È il 2015 quando Emilio Re Rebaudengo dà vita a Spazio7, ristorante all’interno della Fondazione Sandretto Re Rebaudengo di Torino. Mantiene il nome storico “Spazio”, dato al ristorante nel 2002, anno d’inaugurazione della Fondazione, a cui aggiunge il numero 7, in colore arancione. 7 è il numero porta fortuna che da sempre lo accompagna e, dato il risultato appena raggiunto, sembra proprio che nome non potesse essere più azzeccato. A pochi mesi dall’apertura del ristorante, Emilio sceglie Alessandro Mecca per guidare la cucina di Spazio7. Lo chef, cresciuto nel ristorante di famiglia il “Crocetta” di Torino, e con diverse esperienze in ristoranti stellati, in quel momento si trova a Villanova D’Asti, all’Estate di San Martino.
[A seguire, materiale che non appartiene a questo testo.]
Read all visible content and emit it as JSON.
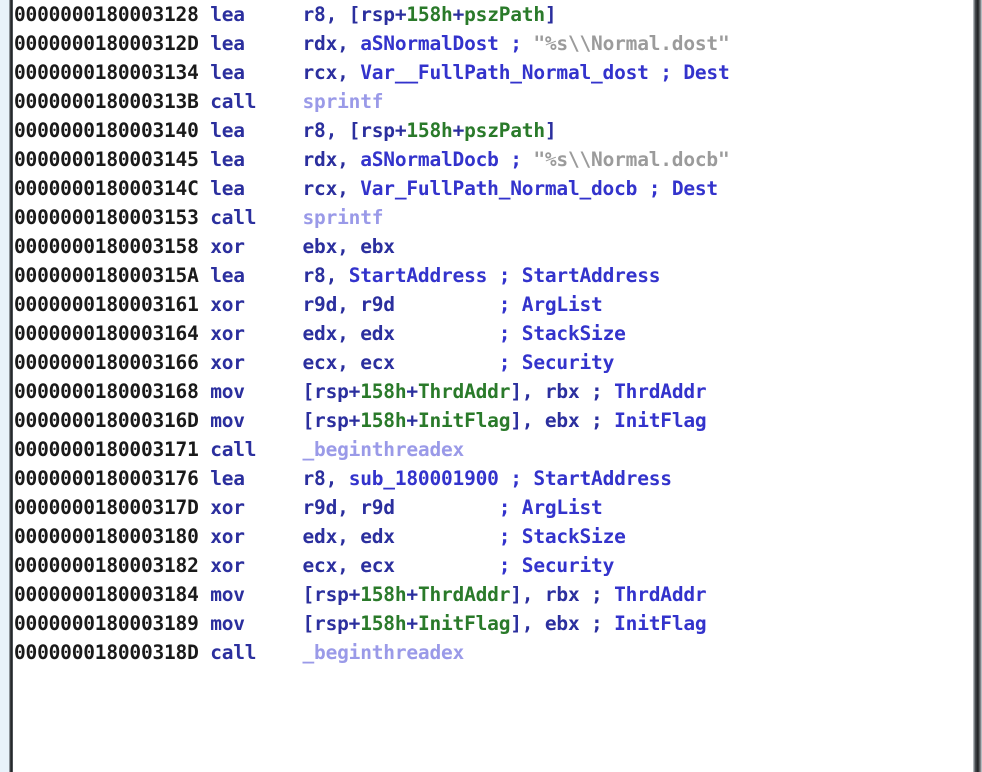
{
  "window": {
    "kind": "disassembly-listing",
    "title": "IDA View Disassembly",
    "font_style": "monospace",
    "colors": {
      "background": "#ffffff",
      "address": "#1a1a1a",
      "mnemonic": "#2b2f9e",
      "operand": "#2b2f9e",
      "number": "#2a7a2a",
      "stack_variable": "#2a7a2a",
      "data_reference": "#3333cc",
      "call_reference": "#9a9ae8",
      "comment": "#3333cc",
      "string_literal": "#9b9b9b",
      "left_gutter": "#e8f2fa",
      "frame": "#202325"
    }
  },
  "listing": {
    "lines": [
      {
        "address": "0000000180003128",
        "mnemonic": "lea",
        "parts": [
          {
            "t": "r8, [rsp+",
            "c": "ops"
          },
          {
            "t": "158h",
            "c": "num"
          },
          {
            "t": "+",
            "c": "ops"
          },
          {
            "t": "pszPath",
            "c": "stkvar"
          },
          {
            "t": "]",
            "c": "ops"
          }
        ]
      },
      {
        "address": "000000018000312D",
        "mnemonic": "lea",
        "parts": [
          {
            "t": "rdx, ",
            "c": "ops"
          },
          {
            "t": "aSNormalDost",
            "c": "dataref"
          },
          {
            "t": " ; ",
            "c": "cmt"
          },
          {
            "t": "\"%s\\\\Normal.dost\"",
            "c": "strlit"
          }
        ]
      },
      {
        "address": "0000000180003134",
        "mnemonic": "lea",
        "parts": [
          {
            "t": "rcx, ",
            "c": "ops"
          },
          {
            "t": "Var__FullPath_Normal_dost",
            "c": "dataref"
          },
          {
            "t": " ; ",
            "c": "cmt"
          },
          {
            "t": "Dest",
            "c": "cmt"
          }
        ]
      },
      {
        "address": "000000018000313B",
        "mnemonic": "call",
        "parts": [
          {
            "t": "sprintf",
            "c": "callref"
          }
        ]
      },
      {
        "address": "0000000180003140",
        "mnemonic": "lea",
        "parts": [
          {
            "t": "r8, [rsp+",
            "c": "ops"
          },
          {
            "t": "158h",
            "c": "num"
          },
          {
            "t": "+",
            "c": "ops"
          },
          {
            "t": "pszPath",
            "c": "stkvar"
          },
          {
            "t": "]",
            "c": "ops"
          }
        ]
      },
      {
        "address": "0000000180003145",
        "mnemonic": "lea",
        "parts": [
          {
            "t": "rdx, ",
            "c": "ops"
          },
          {
            "t": "aSNormalDocb",
            "c": "dataref"
          },
          {
            "t": " ; ",
            "c": "cmt"
          },
          {
            "t": "\"%s\\\\Normal.docb\"",
            "c": "strlit"
          }
        ]
      },
      {
        "address": "000000018000314C",
        "mnemonic": "lea",
        "parts": [
          {
            "t": "rcx, ",
            "c": "ops"
          },
          {
            "t": "Var_FullPath_Normal_docb",
            "c": "dataref"
          },
          {
            "t": " ; ",
            "c": "cmt"
          },
          {
            "t": "Dest",
            "c": "cmt"
          }
        ]
      },
      {
        "address": "0000000180003153",
        "mnemonic": "call",
        "parts": [
          {
            "t": "sprintf",
            "c": "callref"
          }
        ]
      },
      {
        "address": "0000000180003158",
        "mnemonic": "xor",
        "parts": [
          {
            "t": "ebx, ebx",
            "c": "ops"
          }
        ]
      },
      {
        "address": "000000018000315A",
        "mnemonic": "lea",
        "parts": [
          {
            "t": "r8, ",
            "c": "ops"
          },
          {
            "t": "StartAddress",
            "c": "dataref"
          },
          {
            "t": " ; ",
            "c": "cmt"
          },
          {
            "t": "StartAddress",
            "c": "cmt"
          }
        ]
      },
      {
        "address": "0000000180003161",
        "mnemonic": "xor",
        "parts": [
          {
            "t": "r9d, r9d",
            "c": "ops"
          },
          {
            "t": "         ; ",
            "c": "cmt"
          },
          {
            "t": "ArgList",
            "c": "cmt"
          }
        ]
      },
      {
        "address": "0000000180003164",
        "mnemonic": "xor",
        "parts": [
          {
            "t": "edx, edx",
            "c": "ops"
          },
          {
            "t": "         ; ",
            "c": "cmt"
          },
          {
            "t": "StackSize",
            "c": "cmt"
          }
        ]
      },
      {
        "address": "0000000180003166",
        "mnemonic": "xor",
        "parts": [
          {
            "t": "ecx, ecx",
            "c": "ops"
          },
          {
            "t": "         ; ",
            "c": "cmt"
          },
          {
            "t": "Security",
            "c": "cmt"
          }
        ]
      },
      {
        "address": "0000000180003168",
        "mnemonic": "mov",
        "parts": [
          {
            "t": "[rsp+",
            "c": "ops"
          },
          {
            "t": "158h",
            "c": "num"
          },
          {
            "t": "+",
            "c": "ops"
          },
          {
            "t": "ThrdAddr",
            "c": "stkvar"
          },
          {
            "t": "], rbx ; ",
            "c": "ops"
          },
          {
            "t": "ThrdAddr",
            "c": "cmt"
          }
        ]
      },
      {
        "address": "000000018000316D",
        "mnemonic": "mov",
        "parts": [
          {
            "t": "[rsp+",
            "c": "ops"
          },
          {
            "t": "158h",
            "c": "num"
          },
          {
            "t": "+",
            "c": "ops"
          },
          {
            "t": "InitFlag",
            "c": "stkvar"
          },
          {
            "t": "], ebx ; ",
            "c": "ops"
          },
          {
            "t": "InitFlag",
            "c": "cmt"
          }
        ]
      },
      {
        "address": "0000000180003171",
        "mnemonic": "call",
        "parts": [
          {
            "t": "_beginthreadex",
            "c": "callref"
          }
        ]
      },
      {
        "address": "0000000180003176",
        "mnemonic": "lea",
        "parts": [
          {
            "t": "r8, ",
            "c": "ops"
          },
          {
            "t": "sub_180001900",
            "c": "dataref"
          },
          {
            "t": " ; ",
            "c": "cmt"
          },
          {
            "t": "StartAddress",
            "c": "cmt"
          }
        ]
      },
      {
        "address": "000000018000317D",
        "mnemonic": "xor",
        "parts": [
          {
            "t": "r9d, r9d",
            "c": "ops"
          },
          {
            "t": "         ; ",
            "c": "cmt"
          },
          {
            "t": "ArgList",
            "c": "cmt"
          }
        ]
      },
      {
        "address": "0000000180003180",
        "mnemonic": "xor",
        "parts": [
          {
            "t": "edx, edx",
            "c": "ops"
          },
          {
            "t": "         ; ",
            "c": "cmt"
          },
          {
            "t": "StackSize",
            "c": "cmt"
          }
        ]
      },
      {
        "address": "0000000180003182",
        "mnemonic": "xor",
        "parts": [
          {
            "t": "ecx, ecx",
            "c": "ops"
          },
          {
            "t": "         ; ",
            "c": "cmt"
          },
          {
            "t": "Security",
            "c": "cmt"
          }
        ]
      },
      {
        "address": "0000000180003184",
        "mnemonic": "mov",
        "parts": [
          {
            "t": "[rsp+",
            "c": "ops"
          },
          {
            "t": "158h",
            "c": "num"
          },
          {
            "t": "+",
            "c": "ops"
          },
          {
            "t": "ThrdAddr",
            "c": "stkvar"
          },
          {
            "t": "], rbx ; ",
            "c": "ops"
          },
          {
            "t": "ThrdAddr",
            "c": "cmt"
          }
        ]
      },
      {
        "address": "0000000180003189",
        "mnemonic": "mov",
        "parts": [
          {
            "t": "[rsp+",
            "c": "ops"
          },
          {
            "t": "158h",
            "c": "num"
          },
          {
            "t": "+",
            "c": "ops"
          },
          {
            "t": "InitFlag",
            "c": "stkvar"
          },
          {
            "t": "], ebx ; ",
            "c": "ops"
          },
          {
            "t": "InitFlag",
            "c": "cmt"
          }
        ]
      },
      {
        "address": "000000018000318D",
        "mnemonic": "call",
        "parts": [
          {
            "t": "_beginthreadex",
            "c": "callref"
          }
        ]
      },
      {
        "address": "",
        "mnemonic": "",
        "clipped": true,
        "parts": [
          {
            "t": "",
            "c": "ops"
          }
        ]
      }
    ]
  }
}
In poche settimane Mecca con la sua brigata torna a Torino e accoglie la sfida di Emilio di lavorare insieme per conquistare una stella da affiancare a quella a sei punte, da sempre simbolo della Fondazione Sandretto Re Rebaudengo. “Siamo felicissimi del risultato raggiunto, sono stati tre anni molto importanti e densi, e siamo contenti che i risultati siano arrivati”, racconta ad Artribune Emilio Re Rebaudengo“La stella Michelin è il massimo che un ristoratore possa ottenere nella sua carriera”.
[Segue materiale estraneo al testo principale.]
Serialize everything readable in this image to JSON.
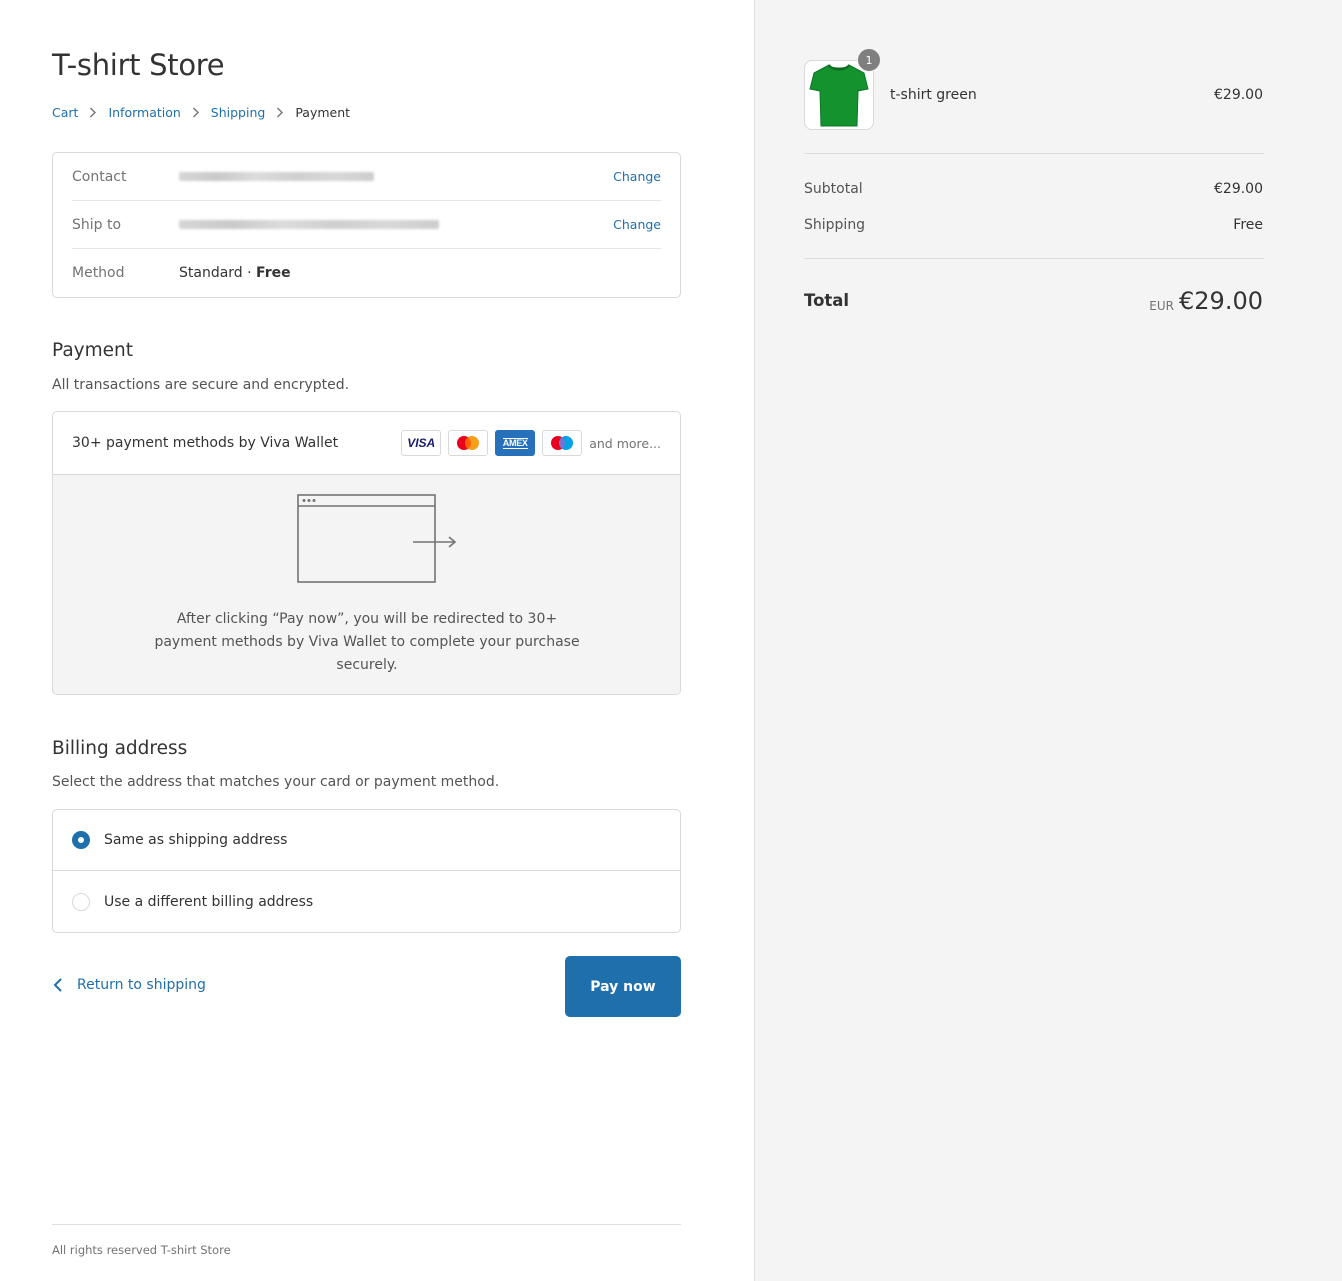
{
  "store": {
    "title": "T-shirt Store"
  },
  "breadcrumb": [
    {
      "label": "Cart"
    },
    {
      "label": "Information"
    },
    {
      "label": "Shipping"
    },
    {
      "label": "Payment"
    }
  ],
  "review": {
    "contact_label": "Contact",
    "ship_label": "Ship to",
    "method_label": "Method",
    "method_value": "Standard · ",
    "method_price": "Free",
    "change_label": "Change"
  },
  "payment": {
    "title": "Payment",
    "subtitle": "All transactions are secure and encrypted.",
    "provider_label": "30+ payment methods by Viva Wallet",
    "cards": [
      "VISA",
      "mastercard-icon",
      "AMEX",
      "maestro-icon"
    ],
    "and_more": "and more...",
    "redirect_text": "After clicking “Pay now”, you will be redirected to 30+ payment methods by Viva Wallet to complete your purchase securely."
  },
  "billing": {
    "title": "Billing address",
    "subtitle": "Select the address that matches your card or payment method.",
    "options": [
      {
        "label": "Same as shipping address",
        "selected": true
      },
      {
        "label": "Use a different billing address",
        "selected": false
      }
    ]
  },
  "actions": {
    "return_label": "Return to shipping",
    "pay_label": "Pay now"
  },
  "footer": {
    "text": "All rights reserved T-shirt Store"
  },
  "summary": {
    "product_name": "t-shirt green",
    "product_price": "€29.00",
    "quantity": "1",
    "subtotal_label": "Subtotal",
    "subtotal_value": "€29.00",
    "shipping_label": "Shipping",
    "shipping_value": "Free",
    "total_label": "Total",
    "total_currency": "EUR",
    "total_value": "€29.00"
  },
  "colors": {
    "accent": "#1f6fad",
    "product": "#13922e"
  }
}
Pera, cioccolato e ricotta (Ph. Lido Vannucchi)
Pera, cioccolato e ricotta (Ph. Lido Vannucchi)

LA CUCINA IN MUSEO…

Quali sono stati gli ingredienti che hanno permesso il raggiungimento di questo successo? “Per arrivare a questo riconoscimento bisogna impegnarsi molto, avere costanza, ripartire tutti i giorni da zero e lavorare in modo di essere sempre perfetti”, ci risponde Re Rebaudengo. “Abbiamo cercato di fare una cucina legata al territorio ma reinterpretandola in chiave contemporanea: trovandoci all’interno di un museo d’arte contemporanea, abbiamo preso spunto da quello che vedevamo, lo chef Mecca girava le mostre e parlava con gli artisti, e tutto questo ci ha permesso di riflettere non solo sugli aspetti legati alla materia prima, ma anche all’impiattamento. Questi sono gli elementi che ci hanno permesso di raggiungere questo bellissimo risultato”.
“Trovarmi ogni giorno all’interno di uno spazio espositivo come la Fondazione Sandretto Re Rebaudengo è uno stimolo continuo”, racconta Alessandro Mecca. “Credo che questo sia stato fondamentale per il mio percorso di crescita e della mia brigata, e che si sia percepito nel corso di questi tre anni. Anni in cui cucina e sala hanno davvero lavorato in simbiosi, grazie soprattutto alla fiducia che Emilio ha riposto in noi dal primo giorno. Ricevere il riconoscimento della guida Michelin”, conclude Mecca, “è un onore che da oggi ci mette tutti davanti a nuovi obiettivi: la stella non è un punto di arrivo, ma un punto di partenza”.

Piccola pasticceria (Ph. Lido Vannucchi)
Piccola pasticceria (Ph. Lido Vannucchi)

…E IL MUSEO IN CUCINA (E ANCHE OLTRE I CONFINI)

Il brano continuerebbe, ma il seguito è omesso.